“Pues bien, lo está. A las diez y media, el doctor aquí presente afirma que el señor Ackroyd llevaba muerto al menos media hora. ¿Se mantiene en eso, doctor?”
—Ciertamente —dije—, media hora o más.
—Muy bien. Eso nos deja exactamente un cuarto de hora durante el cual debió de cometerse el crimen. Hago una lista de todos los habitantes de la casa y la recorro, anotando junto a sus nombres dónde estaban y qué hacían entre las nueve y cuarenta y cinco y las diez de la noche.

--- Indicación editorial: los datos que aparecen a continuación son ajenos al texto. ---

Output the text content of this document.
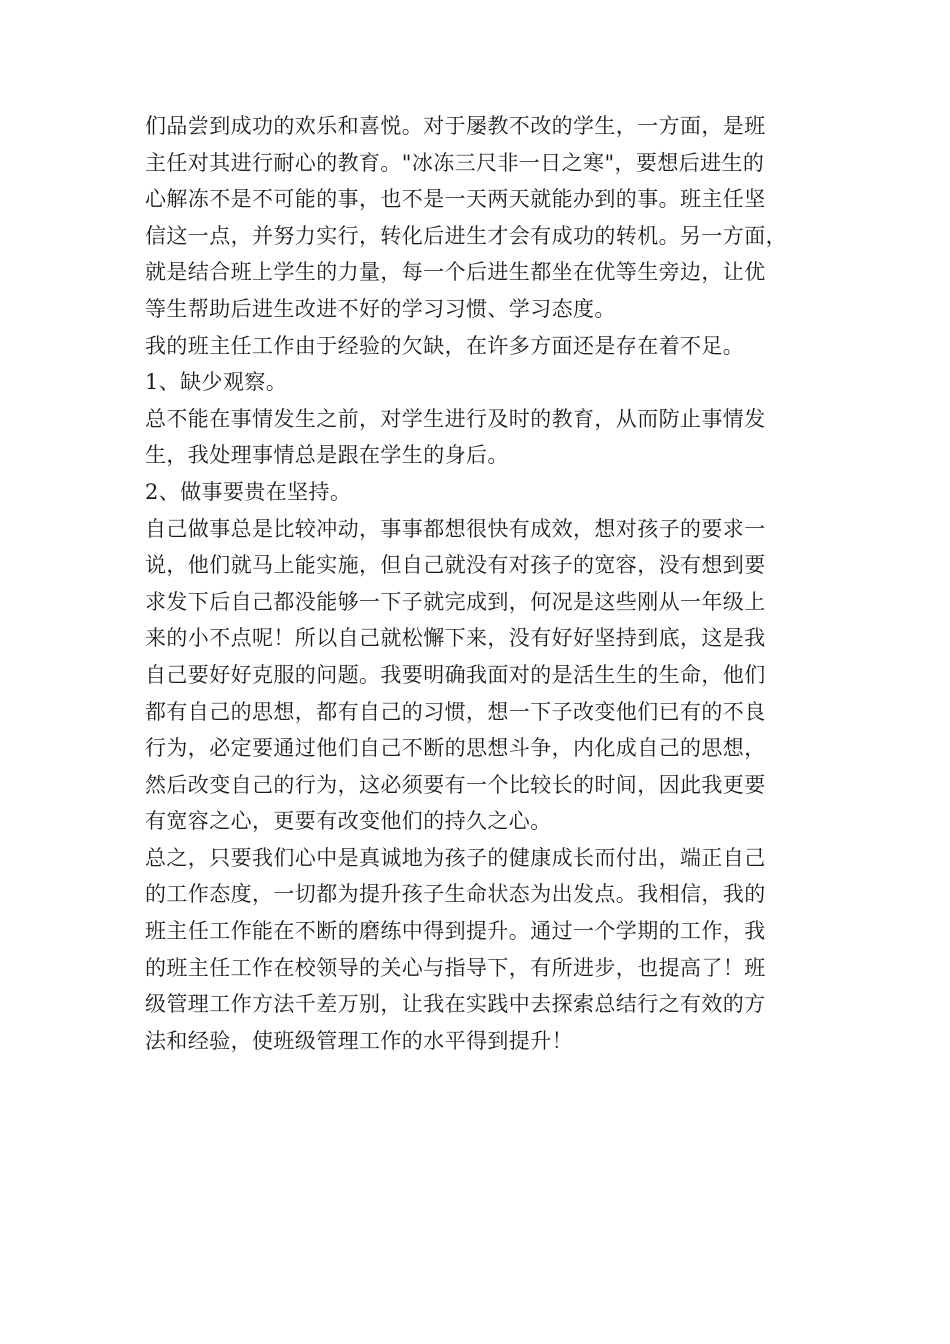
们品尝到成功的欢乐和喜悦。对于屡教不改的学生，一方面，是班
主任对其进行耐心的教育。"冰冻三尺非一日之寒"，要想后进生的
心解冻不是不可能的事，也不是一天两天就能办到的事。班主任坚
信这一点，并努力实行，转化后进生才会有成功的转机。另一方面，
就是结合班上学生的力量，每一个后进生都坐在优等生旁边，让优
等生帮助后进生改进不好的学习习惯、学习态度。
我的班主任工作由于经验的欠缺，在许多方面还是存在着不足。
1、缺少观察。
总不能在事情发生之前，对学生进行及时的教育，从而防止事情发
生，我处理事情总是跟在学生的身后。
2、做事要贵在坚持。
自己做事总是比较冲动，事事都想很快有成效，想对孩子的要求一
说，他们就马上能实施，但自己就没有对孩子的宽容，没有想到要
求发下后自己都没能够一下子就完成到，何况是这些刚从一年级上
来的小不点呢！所以自己就松懈下来，没有好好坚持到底，这是我
自己要好好克服的问题。我要明确我面对的是活生生的生命，他们
都有自己的思想，都有自己的习惯，想一下子改变他们已有的不良
行为，必定要通过他们自己不断的思想斗争，内化成自己的思想，
然后改变自己的行为，这必须要有一个比较长的时间，因此我更要
有宽容之心，更要有改变他们的持久之心。
总之，只要我们心中是真诚地为孩子的健康成长而付出，端正自己
的工作态度，一切都为提升孩子生命状态为出发点。我相信，我的
班主任工作能在不断的磨练中得到提升。通过一个学期的工作，我
的班主任工作在校领导的关心与指导下，有所进步，也提高了！班
级管理工作方法千差万别，让我在实践中去探索总结行之有效的方
法和经验，使班级管理工作的水平得到提升！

Le tendió una hoja de papel a Poirot. La leí por encima de su hombro. Decía lo siguiente, escrito con una caligrafía pulcida:
Mayor Blunt—En la sala de billar con el Sr. Raymond. (Este último lo confirma). Sr. Raymond—Sala de billar. (Véase más arriba). Sra. Ackroyd—9:45, presenciando la partida de billar. Subió a acostarse a las 9:55. (Raymond y Blunt la vieron subir por la escalera). Srta. Ackroyd—Fue directamente desde la habitación de su tío al piso de arriba. (Confirmado por Parker y también por la doncella, Elsie Dale). Sirvientes:— Parker—Fue directamente a la despensa del mayordomo. (Confirmado por el ama de llaves, la Srta. Russell, quien bajó a hablar con él sobre un asunto a las 9:47 y se quedó al menos diez minutos). Srta. Russell—Lo mismo que arriba. Habló con la doncella, Elsie Dale, en la planta alta a las 9:45.